More than nine in 10 primary schools and half of all high schools are run by the church. The boards are typically chaired by a priest and, though the state pays teachers’ salaries, the church still has a say in enrolment and recruitment.

Kilroy came out as a gay man in his late 20s after he left his teaching post. He now lectures trainee teachers and is treasurer of a group representing gay teachers. It has 45 members out of a sector with an estimated 31,000 employees.

“One of the reasons that I was freer to come out was because I was free of the school system. A gay and lesbian person in a staff room has to censor themselves,” he said. “I know of gay teachers who have been passed over for promotion, they have been verbally abused and discriminated against and had to suffer jokes about gay or lesbian people.”

Until 1993, it was a crime to have homosexual sex in Ireland. Anal sex could land you in prison for life.

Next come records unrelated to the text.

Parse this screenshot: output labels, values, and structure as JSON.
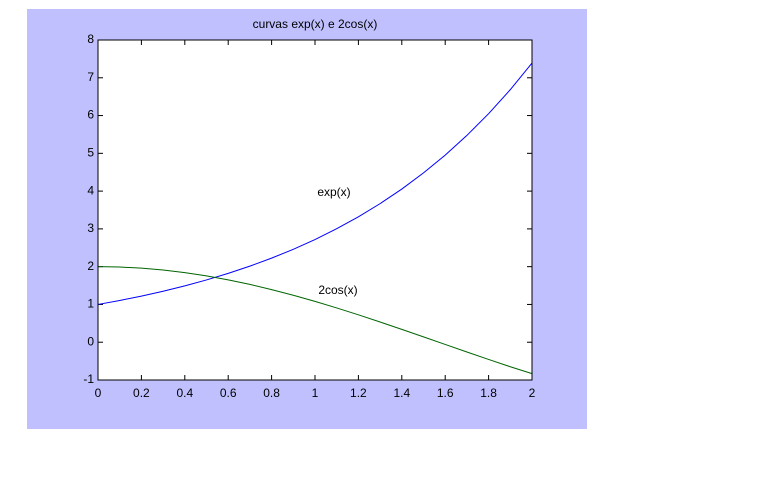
{
  "chart_data": {
    "type": "line",
    "title": "curvas exp(x) e 2cos(x)",
    "x": [
      0,
      0.1,
      0.2,
      0.3,
      0.4,
      0.5,
      0.6,
      0.7,
      0.8,
      0.9,
      1.0,
      1.1,
      1.2,
      1.3,
      1.4,
      1.5,
      1.6,
      1.7,
      1.8,
      1.9,
      2.0
    ],
    "series": [
      {
        "color": "#0000ff",
        "values": [
          1,
          1.105,
          1.221,
          1.35,
          1.492,
          1.649,
          1.822,
          2.014,
          2.226,
          2.46,
          2.718,
          3.004,
          3.32,
          3.669,
          4.055,
          4.482,
          4.953,
          5.474,
          6.05,
          6.686,
          7.389
        ]
      },
      {
        "color": "#006400",
        "values": [
          2,
          1.99,
          1.96,
          1.911,
          1.842,
          1.755,
          1.651,
          1.53,
          1.393,
          1.243,
          1.081,
          0.907,
          0.725,
          0.535,
          0.34,
          0.141,
          -0.058,
          -0.258,
          -0.455,
          -0.649,
          -0.832
        ]
      }
    ],
    "annotations": [
      "exp(x)",
      "2cos(x)"
    ],
    "xlim": [
      0,
      2
    ],
    "xticks": [
      0,
      0.2,
      0.4,
      0.6,
      0.8,
      1,
      1.2,
      1.4,
      1.6,
      1.8,
      2
    ],
    "ylim": [
      -1,
      8
    ],
    "yticks": [
      -1,
      0,
      1,
      2,
      3,
      4,
      5,
      6,
      7,
      8
    ],
    "figure_color": "#c0c0ff",
    "axes_color": "#ffffff"
  }
}
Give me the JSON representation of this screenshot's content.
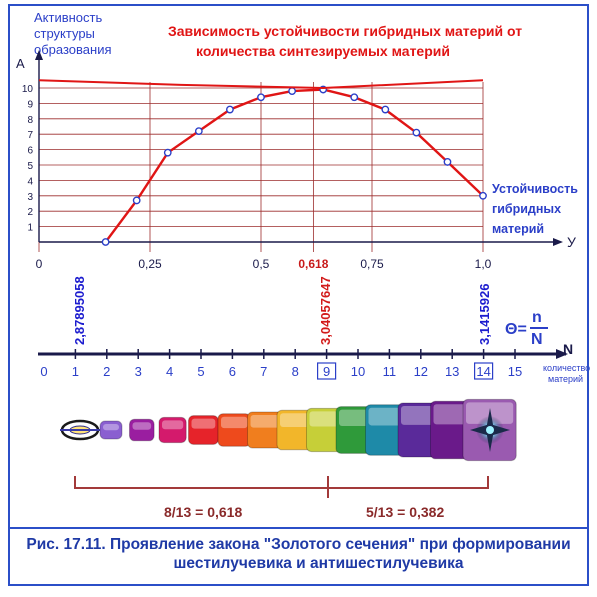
{
  "title_lines": [
    "Зависимость устойчивости гибридных материй от",
    "количества синтезируемых материй"
  ],
  "y_axis_label_lines": [
    "Активность",
    "структуры",
    "образования"
  ],
  "y_axis_symbol": "А",
  "x_axis_symbol": "У",
  "stability_label_lines": [
    "Устойчивость",
    "гибридных",
    "материй"
  ],
  "n_axis_symbol": "N",
  "n_axis_label_lines": [
    "количество",
    "материй"
  ],
  "theta_formula": {
    "lhs": "Θ=",
    "numerator": "n",
    "denominator": "N"
  },
  "vertical_markers": [
    {
      "text": "2,87895058",
      "color": "#1c1ccf"
    },
    {
      "text": "3,04057647",
      "color": "#d21a1a"
    },
    {
      "text": "3,1415926",
      "color": "#1c1ccf"
    }
  ],
  "bracket_labels": [
    "8/13 = 0,618",
    "5/13 = 0,382"
  ],
  "caption_lines": [
    "Рис. 17.11. Проявление закона \"Золотого сечения\" при формировании",
    "шестилучевика и антишестилучевика"
  ],
  "colors": {
    "curve": "#e01515",
    "grid": "#9c2b2b",
    "axis": "#1a1a4a",
    "label_blue": "#2b3fc8",
    "title_red": "#e01515",
    "bracket": "#a33a3a",
    "frame": "#2b4fc8"
  },
  "chart_data": {
    "type": "line",
    "title": "Зависимость устойчивости гибридных материй от количества синтезируемых материй",
    "xlabel": "У",
    "ylabel": "А",
    "xlim": [
      0,
      1.0
    ],
    "ylim": [
      0,
      10
    ],
    "x_ticks": [
      "0",
      "0,25",
      "0,5",
      "0,618",
      "0,75",
      "1,0"
    ],
    "y_ticks": [
      "1",
      "2",
      "3",
      "4",
      "5",
      "6",
      "7",
      "8",
      "9",
      "10"
    ],
    "grid": true,
    "series": [
      {
        "values": [
          [
            0.15,
            0
          ],
          [
            0.22,
            2.7
          ],
          [
            0.29,
            5.8
          ],
          [
            0.36,
            7.2
          ],
          [
            0.43,
            8.6
          ],
          [
            0.5,
            9.4
          ],
          [
            0.57,
            9.8
          ],
          [
            0.64,
            9.9
          ],
          [
            0.71,
            9.4
          ],
          [
            0.78,
            8.6
          ],
          [
            0.85,
            7.1
          ],
          [
            0.92,
            5.2
          ],
          [
            1.0,
            3.0
          ]
        ]
      },
      {
        "values": [
          [
            0.0,
            10.5
          ],
          [
            0.32,
            10.2
          ],
          [
            0.64,
            10.0
          ],
          [
            1.0,
            10.5
          ]
        ]
      }
    ],
    "n_axis": {
      "ticks": [
        "0",
        "1",
        "2",
        "3",
        "4",
        "5",
        "6",
        "7",
        "8",
        "9",
        "10",
        "11",
        "12",
        "13",
        "14",
        "15"
      ],
      "highlighted_ticks": [
        "9",
        "14"
      ]
    },
    "segments": [
      {
        "count": 13,
        "colors": [
          "#8a5fd0",
          "#9a1ea0",
          "#d41a6c",
          "#e6232a",
          "#ee4a1c",
          "#f07e1e",
          "#f2b62a",
          "#c6cf38",
          "#2f9a3a",
          "#1e8aa8",
          "#5a2a9a",
          "#6a1a8a",
          "#9a5ab0"
        ]
      }
    ]
  }
}
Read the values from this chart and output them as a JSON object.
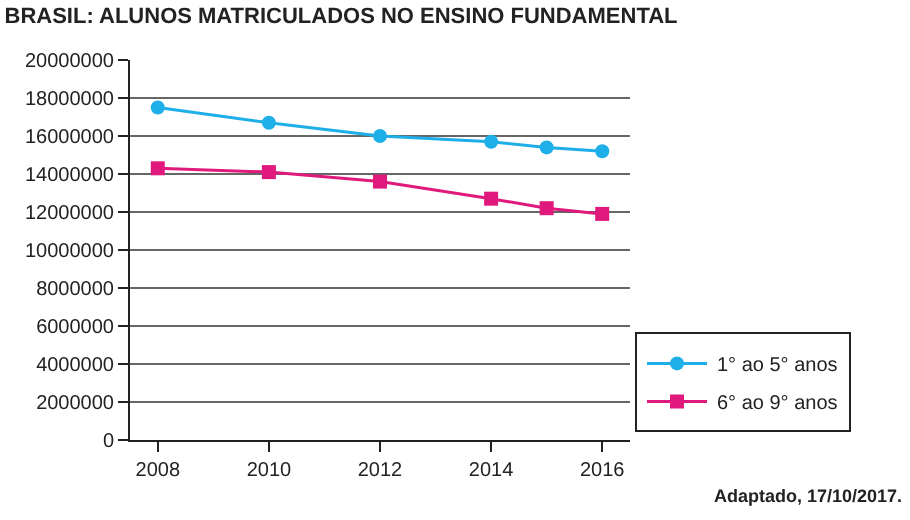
{
  "chart_data": {
    "type": "line",
    "title": "BRASIL: ALUNOS MATRICULADOS NO ENSINO FUNDAMENTAL",
    "x": [
      2008,
      2010,
      2012,
      2014,
      2015,
      2016
    ],
    "series": [
      {
        "name": "1° ao 5° anos",
        "color": "#1eaee8",
        "marker": "circle",
        "values": [
          17500000,
          16700000,
          16000000,
          15700000,
          15400000,
          15200000
        ]
      },
      {
        "name": "6° ao 9° anos",
        "color": "#e0197d",
        "marker": "square",
        "values": [
          14300000,
          14100000,
          13600000,
          12700000,
          12200000,
          11900000
        ]
      }
    ],
    "xlim": [
      2007.5,
      2016.5
    ],
    "xticks": [
      2008,
      2010,
      2012,
      2014,
      2016
    ],
    "ylim": [
      0,
      20000000
    ],
    "yticks": [
      0,
      2000000,
      4000000,
      6000000,
      8000000,
      10000000,
      12000000,
      14000000,
      16000000,
      18000000,
      20000000
    ],
    "grid": "y",
    "legend": "bottom right",
    "line_style": "solid",
    "annotations": [
      "Adaptado, 17/10/2017."
    ]
  }
}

Gay pride parades in 1980s Dublin were paltry affairs, attracting a few hundred people and the odd bigot shouting taunts about AIDS.

Attitudes have changed dramatically. This year’s gay pride event attracted 25,000 people. It’s become the second-largest procession in the country after the St. Patrick’s Day Parade.

Polls show a majority favour gay marriage, including many practising Catholics.

“The Lord made them that way. They should have equal rights,” said Ita Phelan, 91, on her way into Sunday Mass.

But in many classrooms, where daily religious instruction and a crucifix on the wall are the norm, not much has changed.

Patrick Dempsey used to pretend to be sick to avoid going into school in Dublin’s south inner city.

“From first year right up until I left, I had to deal with bullying, name-calling, being afraid to walk down a corridor.

“When you know someone is going to call you a faggot or a queer and you know you are going to be embarrassed in front of 30 or so odd people, you are going to want to avoid that at all cost.”

The 19-year-old eventually dropped out of the Catholic-run school in frustration at how the staff was ignoring the problem.

“Because it was a Catholic school, they didn’t have a specific policy towards homophobic bullying,” he said. “It was so open in the school it was unbelievable. Homophobic language was used by one of the teachers.”

For Feargha Ni Bhroin, being a lesbian isn’t an issue at the non-religious vocational college where she teaches. The problem is at home.

Ni Bhroin and her partner, Linda Cullen, are parents to twin girls, but Cullen has no relationship with her daughters because she is not their biological mother. She cannot adopt them or be their guardian and is not named on their birth certificates.

“If we separated, I would have no rights, and more importantly the children have no rights on me, so I wouldn’t have to pay maintenance or anything if I didn’t want to. The children know I am their mother. I am up with them at 3, 4, 5 in the morning. But the law doesn’t.”